The King County elections worker drives a 2000 Toyota Land Cruiser, which her husband drove before she "fell in love with it" and took it over.
She shops sales and discount retailers for basics such as underwear, but says buying luxury items is still "a difficult thing in my head."
"My mom was a secondhand-store shopper.

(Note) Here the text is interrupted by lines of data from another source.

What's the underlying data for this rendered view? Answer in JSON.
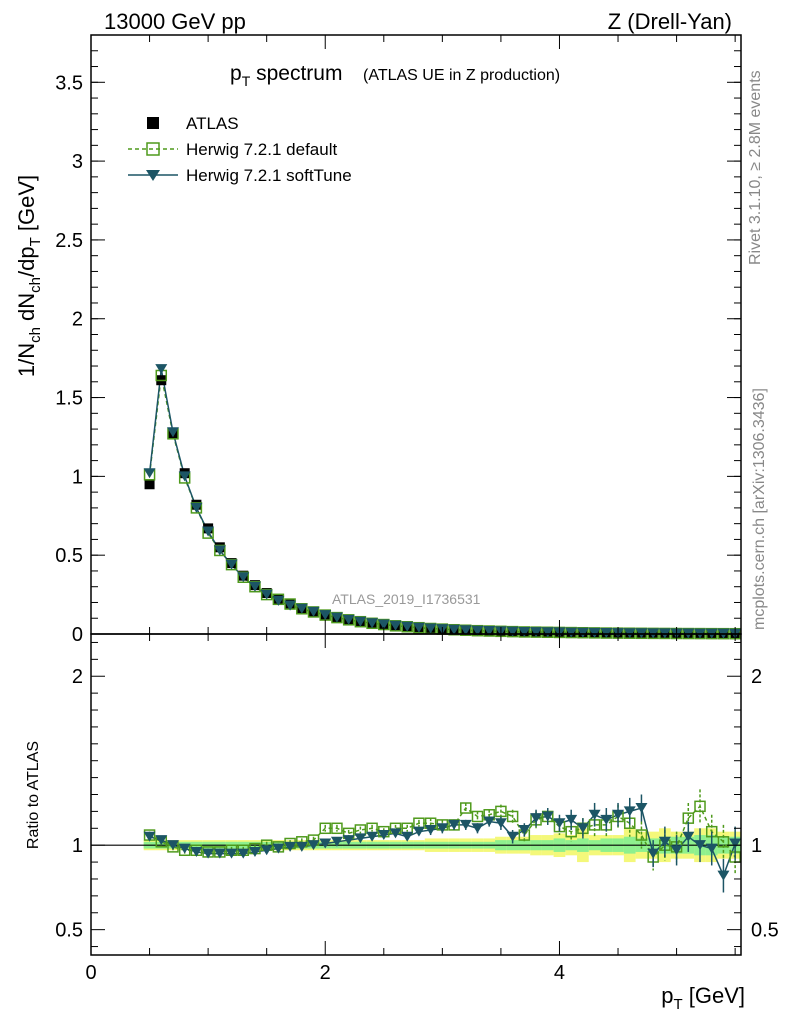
{
  "header": {
    "left": "13000 GeV pp",
    "right": "Z (Drell-Yan)"
  },
  "side_labels": {
    "rivet": "Rivet 3.1.10, ≥ 2.8M events",
    "mcplots": "mcplots.cern.ch [arXiv:1306.3436]"
  },
  "colors": {
    "data": "#000000",
    "default": "#4f9a1c",
    "softtune": "#1c5565",
    "band_inner": "#8ef08e",
    "band_outer": "#f4f87a"
  },
  "chart_data": [
    {
      "type": "line",
      "panel": "main",
      "title_main": "p",
      "title_sub": "T",
      "title_rest": " spectrum",
      "title_note": "(ATLAS UE in Z production)",
      "watermark": "ATLAS_2019_I1736531",
      "ylabel": "1/N_ch dN_ch/dp_T [GeV]",
      "ylim": [
        0,
        3.8
      ],
      "xlim": [
        0,
        5.55
      ],
      "yticks": [
        "0",
        "0.5",
        "1",
        "1.5",
        "2",
        "2.5",
        "3",
        "3.5"
      ],
      "legend_position": "top-left",
      "legend": [
        "ATLAS",
        "Herwig 7.2.1 default",
        "Herwig 7.2.1 softTune"
      ],
      "x": [
        0.5,
        0.6,
        0.7,
        0.8,
        0.9,
        1.0,
        1.1,
        1.2,
        1.3,
        1.4,
        1.5,
        1.6,
        1.7,
        1.8,
        1.9,
        2.0,
        2.1,
        2.2,
        2.3,
        2.4,
        2.5,
        2.6,
        2.7,
        2.8,
        2.9,
        3.0,
        3.1,
        3.2,
        3.3,
        3.4,
        3.5,
        3.6,
        3.7,
        3.8,
        3.9,
        4.0,
        4.1,
        4.2,
        4.3,
        4.4,
        4.5,
        4.6,
        4.7,
        4.8,
        4.9,
        5.0,
        5.1,
        5.2,
        5.3,
        5.4,
        5.5
      ],
      "series": [
        {
          "name": "ATLAS",
          "values": [
            0.95,
            1.61,
            1.27,
            1.02,
            0.82,
            0.67,
            0.55,
            0.45,
            0.37,
            0.31,
            0.26,
            0.22,
            0.19,
            0.16,
            0.14,
            0.12,
            0.104,
            0.09,
            0.078,
            0.068,
            0.06,
            0.052,
            0.046,
            0.04,
            0.035,
            0.031,
            0.027,
            0.024,
            0.021,
            0.019,
            0.017,
            0.015,
            0.013,
            0.012,
            0.011,
            0.01,
            0.009,
            0.008,
            0.007,
            0.006,
            0.0055,
            0.005,
            0.0045,
            0.004,
            0.0036,
            0.0032,
            0.0029,
            0.0026,
            0.0023,
            0.0021,
            0.0019
          ]
        },
        {
          "name": "Herwig 7.2.1 default",
          "values": [
            1.01,
            1.64,
            1.27,
            0.99,
            0.8,
            0.64,
            0.53,
            0.44,
            0.36,
            0.3,
            0.25,
            0.22,
            0.19,
            0.16,
            0.14,
            0.12,
            0.104,
            0.09,
            0.078,
            0.068,
            0.06,
            0.052,
            0.046,
            0.04,
            0.035,
            0.031,
            0.027,
            0.024,
            0.021,
            0.019,
            0.017,
            0.015,
            0.013,
            0.012,
            0.011,
            0.01,
            0.009,
            0.008,
            0.007,
            0.006,
            0.0055,
            0.005,
            0.0045,
            0.004,
            0.0036,
            0.0032,
            0.0029,
            0.0026,
            0.0023,
            0.0021,
            0.0019
          ]
        },
        {
          "name": "Herwig 7.2.1 softTune",
          "values": [
            1.02,
            1.68,
            1.28,
            1.0,
            0.8,
            0.65,
            0.53,
            0.44,
            0.36,
            0.3,
            0.25,
            0.21,
            0.18,
            0.16,
            0.14,
            0.12,
            0.104,
            0.09,
            0.078,
            0.068,
            0.06,
            0.052,
            0.046,
            0.04,
            0.035,
            0.031,
            0.027,
            0.024,
            0.021,
            0.019,
            0.017,
            0.015,
            0.013,
            0.012,
            0.011,
            0.01,
            0.009,
            0.008,
            0.007,
            0.006,
            0.0055,
            0.005,
            0.0045,
            0.004,
            0.0036,
            0.0032,
            0.0029,
            0.0026,
            0.0023,
            0.0021,
            0.0019
          ]
        }
      ]
    },
    {
      "type": "line",
      "panel": "ratio",
      "ylabel": "Ratio to ATLAS",
      "xlabel_main": "p",
      "xlabel_sub": "T",
      "xlabel_rest": " [GeV]",
      "ylim": [
        0.35,
        2.25
      ],
      "xlim": [
        0,
        5.55
      ],
      "yticks": [
        "0.5",
        "1",
        "2"
      ],
      "xticks": [
        "0",
        "2",
        "4"
      ],
      "x": [
        0.5,
        0.6,
        0.7,
        0.8,
        0.9,
        1.0,
        1.1,
        1.2,
        1.3,
        1.4,
        1.5,
        1.6,
        1.7,
        1.8,
        1.9,
        2.0,
        2.1,
        2.2,
        2.3,
        2.4,
        2.5,
        2.6,
        2.7,
        2.8,
        2.9,
        3.0,
        3.1,
        3.2,
        3.3,
        3.4,
        3.5,
        3.6,
        3.7,
        3.8,
        3.9,
        4.0,
        4.1,
        4.2,
        4.3,
        4.4,
        4.5,
        4.6,
        4.7,
        4.8,
        4.9,
        5.0,
        5.1,
        5.2,
        5.3,
        5.4,
        5.5
      ],
      "band_inner": [
        0.02,
        0.02,
        0.02,
        0.02,
        0.02,
        0.02,
        0.02,
        0.02,
        0.02,
        0.02,
        0.02,
        0.02,
        0.02,
        0.02,
        0.02,
        0.02,
        0.02,
        0.02,
        0.02,
        0.02,
        0.02,
        0.02,
        0.02,
        0.02,
        0.02,
        0.02,
        0.02,
        0.02,
        0.02,
        0.02,
        0.03,
        0.03,
        0.03,
        0.03,
        0.03,
        0.04,
        0.03,
        0.04,
        0.03,
        0.04,
        0.04,
        0.05,
        0.04,
        0.04,
        0.05,
        0.05,
        0.05,
        0.06,
        0.06,
        0.05,
        0.05
      ],
      "band_outer": [
        0.03,
        0.03,
        0.03,
        0.03,
        0.03,
        0.03,
        0.03,
        0.03,
        0.03,
        0.03,
        0.03,
        0.03,
        0.03,
        0.03,
        0.03,
        0.03,
        0.03,
        0.03,
        0.03,
        0.03,
        0.03,
        0.03,
        0.03,
        0.03,
        0.04,
        0.04,
        0.04,
        0.04,
        0.04,
        0.04,
        0.05,
        0.05,
        0.05,
        0.06,
        0.06,
        0.07,
        0.06,
        0.1,
        0.06,
        0.06,
        0.06,
        0.1,
        0.08,
        0.08,
        0.1,
        0.08,
        0.08,
        0.1,
        0.1,
        0.08,
        0.08
      ],
      "series": [
        {
          "name": "Herwig 7.2.1 default",
          "values": [
            1.06,
            1.02,
            0.99,
            0.97,
            0.97,
            0.96,
            0.96,
            0.97,
            0.97,
            0.98,
            1.0,
            0.99,
            1.01,
            1.02,
            1.03,
            1.1,
            1.1,
            1.07,
            1.09,
            1.1,
            1.08,
            1.1,
            1.1,
            1.13,
            1.13,
            1.12,
            1.12,
            1.22,
            1.17,
            1.18,
            1.2,
            1.17,
            1.06,
            1.15,
            1.17,
            1.11,
            1.08,
            1.1,
            1.12,
            1.12,
            1.17,
            1.13,
            1.06,
            0.93,
            1.0,
            0.99,
            1.16,
            1.23,
            1.08,
            1.02,
            0.93
          ],
          "errors": [
            0.02,
            0.02,
            0.02,
            0.02,
            0.02,
            0.02,
            0.02,
            0.02,
            0.02,
            0.02,
            0.02,
            0.02,
            0.02,
            0.02,
            0.02,
            0.02,
            0.02,
            0.02,
            0.02,
            0.02,
            0.02,
            0.02,
            0.02,
            0.02,
            0.03,
            0.03,
            0.03,
            0.03,
            0.03,
            0.03,
            0.04,
            0.04,
            0.04,
            0.05,
            0.05,
            0.05,
            0.06,
            0.06,
            0.07,
            0.07,
            0.07,
            0.08,
            0.08,
            0.08,
            0.09,
            0.09,
            0.09,
            0.1,
            0.1,
            0.1,
            0.1
          ]
        },
        {
          "name": "Herwig 7.2.1 softTune",
          "values": [
            1.05,
            1.03,
            1.0,
            0.98,
            0.96,
            0.95,
            0.95,
            0.95,
            0.95,
            0.96,
            0.97,
            0.98,
            0.99,
            0.99,
            1.0,
            1.01,
            1.02,
            1.03,
            1.04,
            1.05,
            1.06,
            1.07,
            1.05,
            1.08,
            1.09,
            1.1,
            1.12,
            1.12,
            1.1,
            1.14,
            1.13,
            1.05,
            1.09,
            1.16,
            1.17,
            1.13,
            1.15,
            1.1,
            1.18,
            1.15,
            1.18,
            1.2,
            1.22,
            0.95,
            1.02,
            0.97,
            1.05,
            1.0,
            0.98,
            0.82,
            1.01
          ],
          "errors": [
            0.02,
            0.02,
            0.02,
            0.02,
            0.02,
            0.02,
            0.02,
            0.02,
            0.02,
            0.02,
            0.02,
            0.02,
            0.02,
            0.02,
            0.02,
            0.02,
            0.02,
            0.02,
            0.02,
            0.02,
            0.02,
            0.02,
            0.02,
            0.02,
            0.03,
            0.03,
            0.03,
            0.03,
            0.03,
            0.03,
            0.04,
            0.04,
            0.04,
            0.05,
            0.05,
            0.05,
            0.06,
            0.06,
            0.07,
            0.07,
            0.07,
            0.08,
            0.08,
            0.08,
            0.09,
            0.09,
            0.09,
            0.1,
            0.1,
            0.1,
            0.1
          ]
        }
      ]
    }
  ]
}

I didn't have these things growing up," she said. "It makes me feel good ? and it's just nice to get into heated leather seats."
Pause.
"It's totally disgusting," she laughs.
Just saw this linked on craigslist and it hit home as I have seen more and more people who do "ok" who also splurge on luxury goods, far more often then people did in the past...I myself admit to doing it at times...just wondering what people thought of this recent phenomenon (or relatively recent) and if it was good, bad or indifferent.....personally I think it is good to have access to nice stuff instead of relegating oneself to economy items, but also see it as bad as people can get too caught up in trying to amass so many higher end material items that it impacts their savings if they even have one to begin with....
Also this line stuck a note:
"If everybody can buy an indulgence, then the indulgence has lost its value,"
Something I have heard related to many mainstream luxury brands such as BMW, Rolex, Montblanc, Coach...etc....is this better or worse for society/luxury items?? also loved the costco reference.
thought this would be a departure from the usual election threads.